LO: Jobs in small towns. This problem is so knotty that if it could be solved, someone would have done it long ago. Businesses, unless homegrown, are reluctant to invest in small towns because they believe that small towns are a dying breed. In their minds, small towns are a high risk investment.

Many communities across the state have tried homegrown industries. Local folks have invested money in food processing plants that lacked sufficient capital and an effective marketing strategy. Both are crucial in the world of tough economic competition. Breaking into the chain retail systems is not easy.

Even though it is an uphill struggle for homegrown businesses, if the founders can keep their expectations realistic and limited, they will have more luck getting a 5-6 employee businesses going instead of one employing 100.
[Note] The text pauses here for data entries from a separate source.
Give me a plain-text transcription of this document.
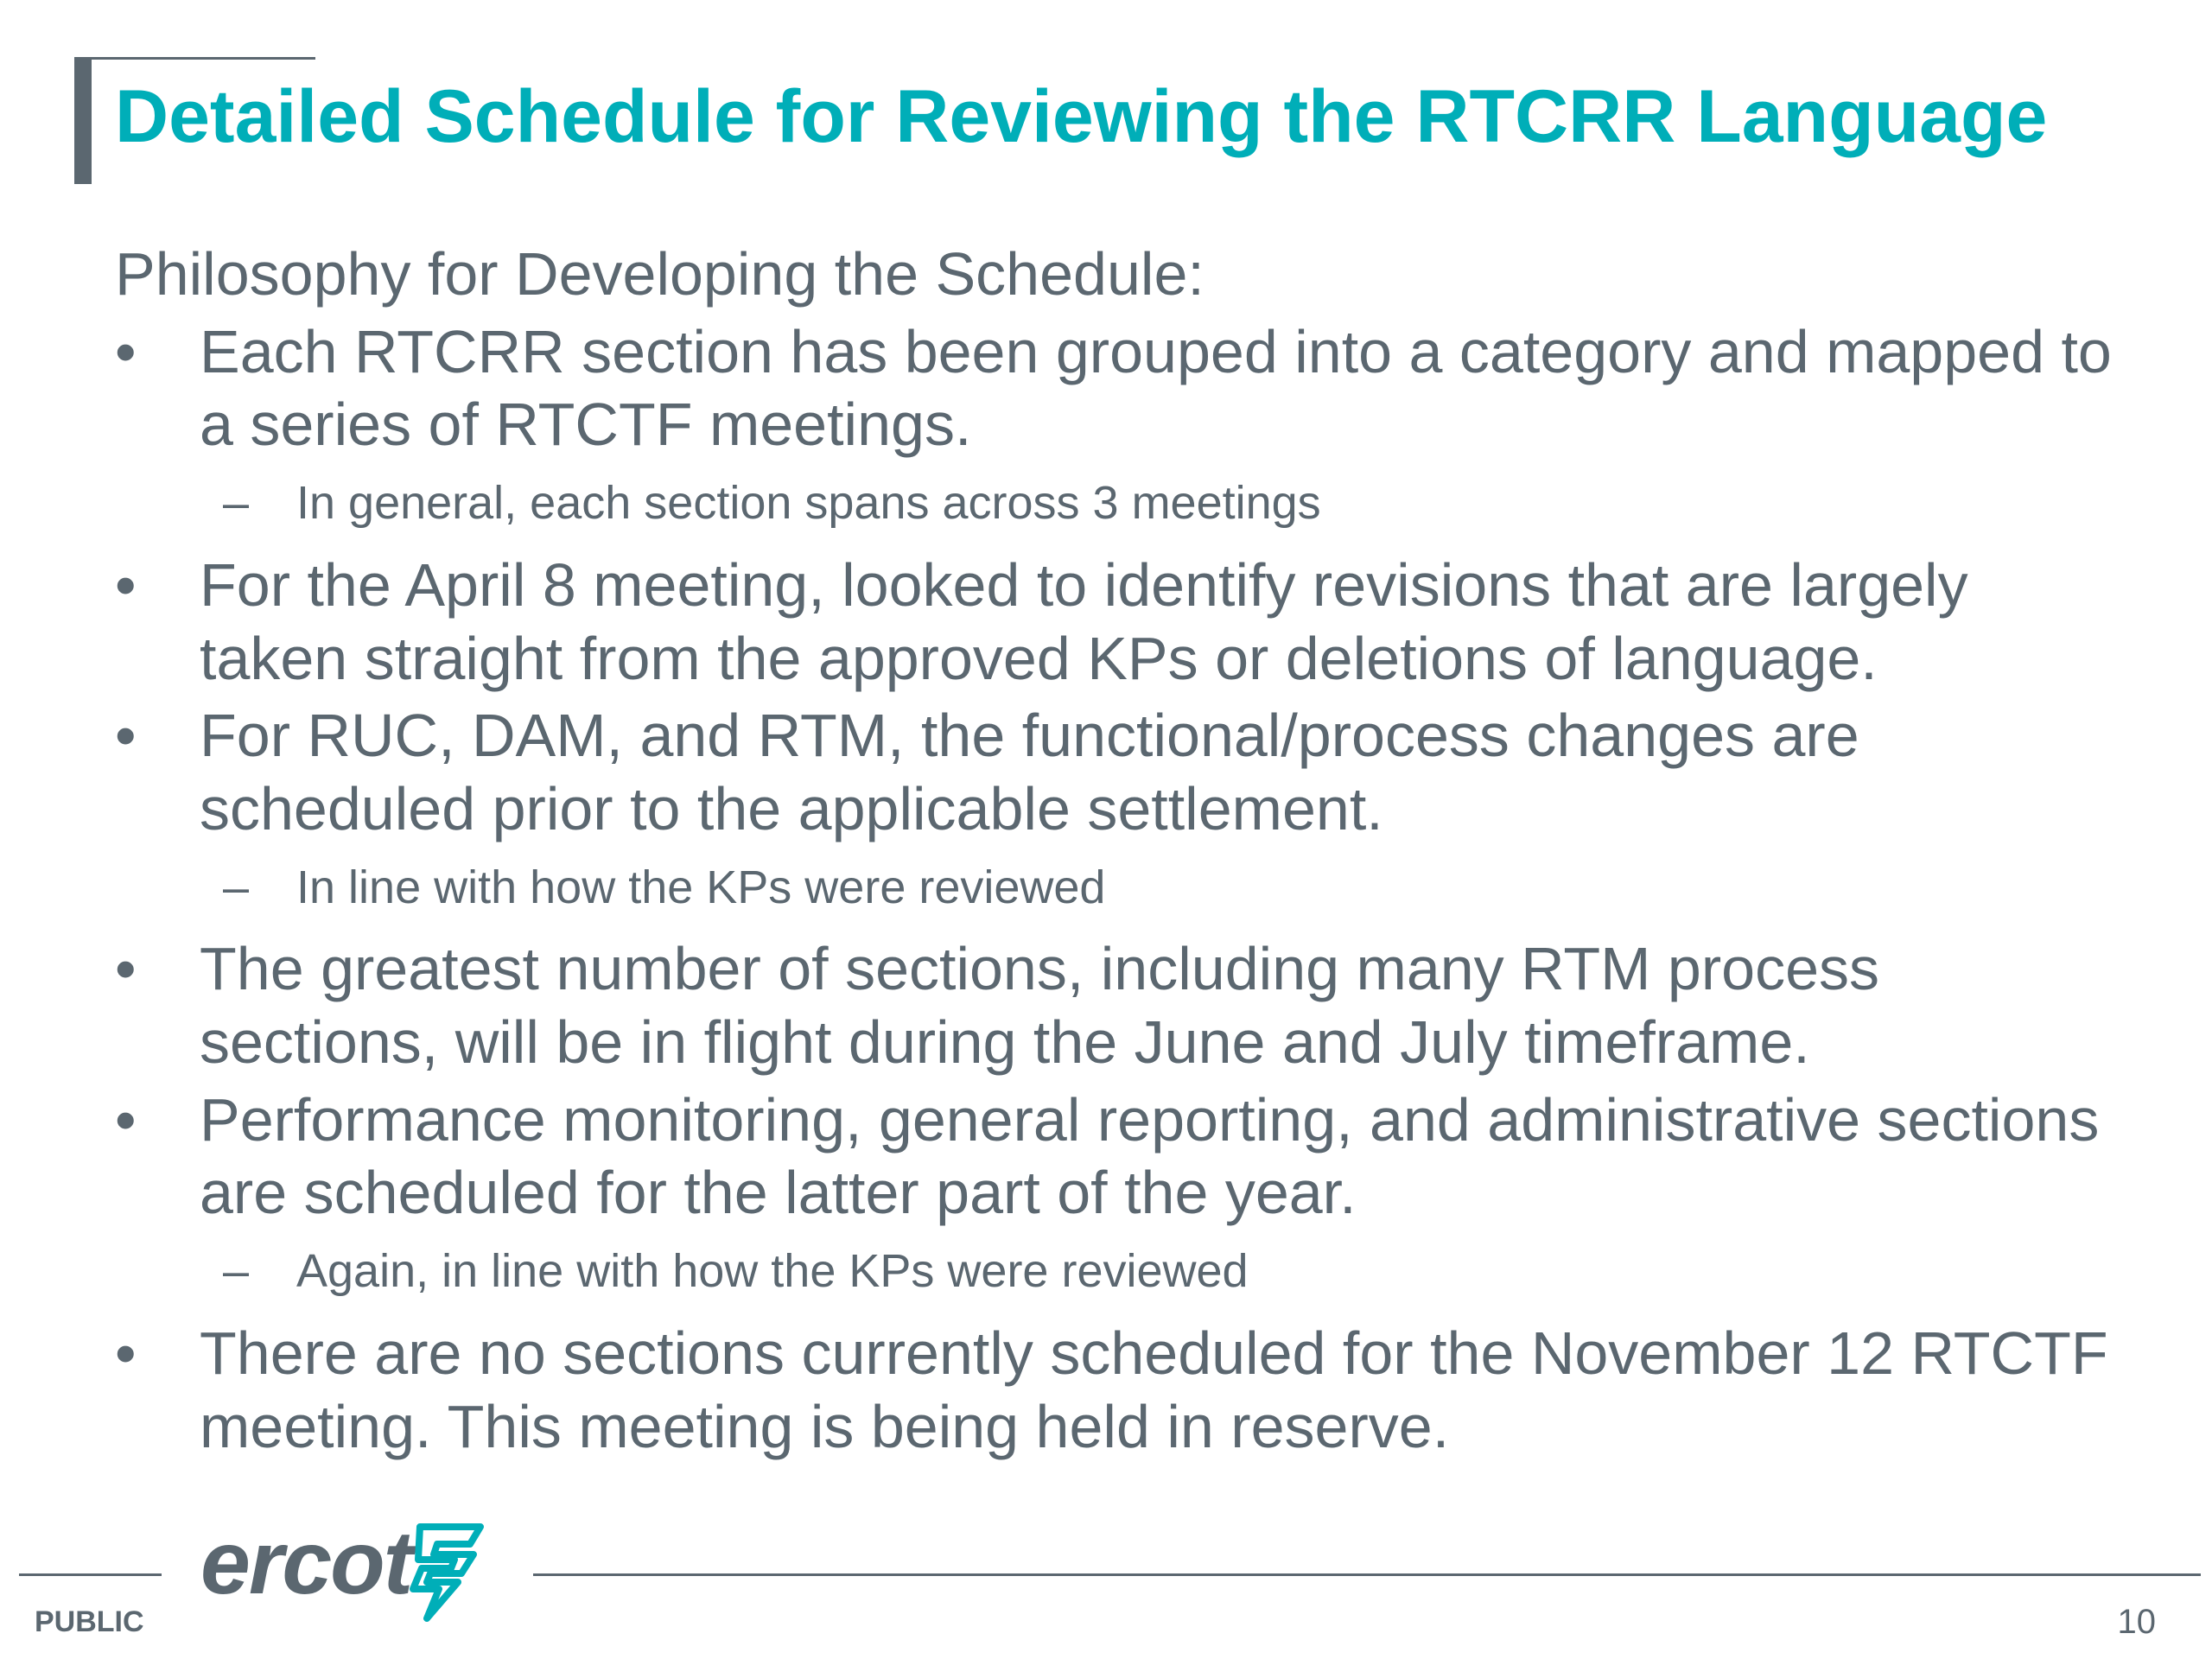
Detailed Schedule for Reviewing the RTCRR Language

Philosophy for Developing the Schedule:

• Each RTCRR section has been grouped into a category and mapped to a series of RTCTF meetings.
– In general, each section spans across 3 meetings
• For the April 8 meeting, looked to identify revisions that are largely taken straight from the approved KPs or deletions of language.
• For RUC, DAM, and RTM, the functional/process changes are scheduled prior to the applicable settlement.
– In line with how the KPs were reviewed
• The greatest number of sections, including many RTM process sections, will be in flight during the June and July timeframe.
• Performance monitoring, general reporting, and administrative sections are scheduled for the latter part of the year.
– Again, in line with how the KPs were reviewed
• There are no sections currently scheduled for the November 12 RTCTF meeting. This meeting is being held in reserve.
ercot
PUBLIC	10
SA: What might the state of North Dakota consider offering its residents and future residents with the excess money it has from oil revenues to stay in North Dakota that it presently is not offering? Examples that have been offered in the past have been tax free tuition for college, building more winter vacation and tourists attractions, cut the sales tax on clothing or income tax? What are your thoughts about this?

LO: North Dakota does not have much appeal to the outside business world, primarily because of its image and climate. We cannot bank on the outside entrepreneurs to come in to offer the kinds of jobs that will keep North Dakotans here.

To break out of this dependence on outsiders, North Dakota needs to look at its constitutional authority to engage in economic activities of all kinds. We need to use our excess money to fund feasibility studies for a variety of economic possibilities. When we find one that looks good, we should take it to a company engaged in that line of business and tell them: “This is feasible; here’s the proof, now we will let you develop this and, if you don’t, we will use the state to do it without you.”

We should be using excess oil money to provide an educational system that is second to none. There is no excuse for salting money away when our children are being deprived of the kind of education that will make them competitive on the world scene. The argument is that we need to save for future generations. What about this one?

We need retraining for teachers; modern technology for the grades; remedial courses for failing students, and the lowest possible tuition for colleges and universities.

SA: Someone recently suggested on a talk radio show what North Dakota might consider doing is secede from the United States because North Dakota has the land and ability to feed itself, oil to sell the rest of the world and a very large contingency of trained military personnel for its security. Can you explain why that would not work?

LO: The idea that North Dakota is self-sufficient enough to secede from the Union is ridiculous. We may have a lot of money but our well-being still depends on the federal government. We have major water crises at Devils Lake and the Red River Valley. The prosperity of our agriculture rests on federal subsidies. The trained military personnel, including most of the National Guard, are on the federal payroll. Our highway system depends on federal money. Besides, secession is not a constitutional option, as the Civil War proved. The suggestion of secession – and other foolish thinking – is why I never listen to talk radio.

SA: Mr. Omdahl, as North Dakota has always been your home and the place you have vested so much of your time and heart to, as my last question, please tell the young people who are considering going elsewhere why you stayed and what you envision North Dakota’s future to be in the next ten to twenty years.

LO: Why North Dakota? During the years I attended UND, the winters were exceptionally cold. For four years, I swore that I would leave the state as soon as I got my degree. In my fifth year, while working on a master’s degree, I realized that North Dakota was a land of opportunity in more ways than money. In a small state where individuals can progress on the basis of their effort, everyone who wants to be someone can be someone. In a small state, every individual counts. I decided that was more important than money.

I passed up several opportunities to leave the state for twice the money but North Dakota values kept me here.